Avec ma grande gueule, je lisais les poèmes de jeunesse de Nietzsche, en tête de ce recueil, et je ricanais déjà en disant que ça me semblait bien con tout ça. C'est vrai que ça brillait pas d'audace. Par-delà le bien et le mal, ouais, il en aura fallu du temps pour sauter par-dessus les obstacles. Mais enfin, j'allais plus tard fermer ma gueule en découvrant les fragments poétiques plus tardifs de Nietzsche et surtout, ses dithyrambes pour Dionysos.


Certains n'arrivent pas à lire l'Ainsi parlait Zarathoustra et on peut les comprendre. A moins d'aimer Proust ou Stendhal, il sera très difficile de se passionner tout du long pour cette histoire pourtant exaltante, lorsqu'on n'en retient que la moelle osseuse, extraite par les talons. Eh bien voilà ce que contiennent les Dithyrambes à Dionysos : cette moelle toute fraîche prélevée, avec ses leucocytes morts-nés qui se débattent encore dans le marasme. Odes pour l'homme qui s'éloigne de la terre pleine de geignards, et qui titube –enfin, non, qui danse- vers son étoile. J'essayerais pas de faire une interprétation. Jung, lui, en a fait une dans Métamorphoses de l'âme et ses symboles, comme quoi Nietzsche, en prise avec une individuation qui peine à décoller des bas-fonds de l'inconscient, se serait finalement révélé incapable d'amorcer le mouvement progrédient qui devait le ramener vers le monde des minables, tout enrichi de sa paix intérieure et de son amour pour le haut comme pour le bas. Il a trop morflé le Nietzsche, voilà le problème. Il l'écrit :


« Ma pauvreté, c'est que ma main ne se repose jamais de donner ».


Ou encore :


« Ô solitude de tous ceux qui donnent ! Ô silence de tous ceux qui luisent ! »

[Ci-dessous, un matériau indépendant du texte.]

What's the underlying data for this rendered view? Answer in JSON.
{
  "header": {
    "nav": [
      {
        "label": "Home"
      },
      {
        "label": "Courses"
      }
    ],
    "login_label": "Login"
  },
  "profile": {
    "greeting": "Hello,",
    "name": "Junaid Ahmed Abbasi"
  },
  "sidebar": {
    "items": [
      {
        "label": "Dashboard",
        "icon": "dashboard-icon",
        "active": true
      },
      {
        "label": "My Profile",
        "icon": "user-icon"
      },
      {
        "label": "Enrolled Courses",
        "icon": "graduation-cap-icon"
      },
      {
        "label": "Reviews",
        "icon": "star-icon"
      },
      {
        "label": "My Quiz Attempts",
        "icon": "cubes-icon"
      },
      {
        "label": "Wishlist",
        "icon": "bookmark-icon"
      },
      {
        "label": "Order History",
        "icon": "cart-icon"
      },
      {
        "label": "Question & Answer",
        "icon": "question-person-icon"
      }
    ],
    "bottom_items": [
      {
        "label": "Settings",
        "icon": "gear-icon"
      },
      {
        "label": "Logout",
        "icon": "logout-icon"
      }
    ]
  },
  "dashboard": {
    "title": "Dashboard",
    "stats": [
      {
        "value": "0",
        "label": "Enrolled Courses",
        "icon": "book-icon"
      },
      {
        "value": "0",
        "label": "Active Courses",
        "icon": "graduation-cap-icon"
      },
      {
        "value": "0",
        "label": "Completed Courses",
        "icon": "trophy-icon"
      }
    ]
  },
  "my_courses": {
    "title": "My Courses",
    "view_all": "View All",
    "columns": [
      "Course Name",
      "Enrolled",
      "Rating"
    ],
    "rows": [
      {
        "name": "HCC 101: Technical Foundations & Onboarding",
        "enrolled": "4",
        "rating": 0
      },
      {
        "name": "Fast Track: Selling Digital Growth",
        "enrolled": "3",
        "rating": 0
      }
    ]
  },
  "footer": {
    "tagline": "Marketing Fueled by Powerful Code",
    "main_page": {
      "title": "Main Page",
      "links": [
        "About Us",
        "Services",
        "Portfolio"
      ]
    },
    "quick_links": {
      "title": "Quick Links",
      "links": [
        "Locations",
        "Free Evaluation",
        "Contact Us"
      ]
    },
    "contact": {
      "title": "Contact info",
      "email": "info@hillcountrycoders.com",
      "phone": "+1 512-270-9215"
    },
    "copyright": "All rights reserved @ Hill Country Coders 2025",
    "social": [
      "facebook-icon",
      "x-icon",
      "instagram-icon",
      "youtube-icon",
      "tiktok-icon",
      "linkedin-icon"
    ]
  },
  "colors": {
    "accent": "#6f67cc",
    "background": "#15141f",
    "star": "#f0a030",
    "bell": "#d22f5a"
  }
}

Ça fait mal de se décarcasser pour ceux qui ne s'en rendent pas compte. Ça fait mal de naître comme une belle lumière et de se faire prendre pour un lampion de bal musette. Mais faut réussir à s'en foutre. Se dire oui, buvons et pétons un coup, incorporons dans nos gosiers le bel houblon et chions-en des paquets d'étron, ainsi va la vie, et elle ne finit jamais lorsque tout se passe ainsi. Heureusement, Nietzsche n'était pas réconcilié.


« Une faim naît de ma beauté : je voudrais faire du mal à ceux que j'éclaire ; je voudrais dépouiller ceux que je comble de mes présents : -c'est ainsi que j'ai soif de méchanceté. »


Alors il danse tout seul dans son coin, juste pour Dionysos et ses fidèles.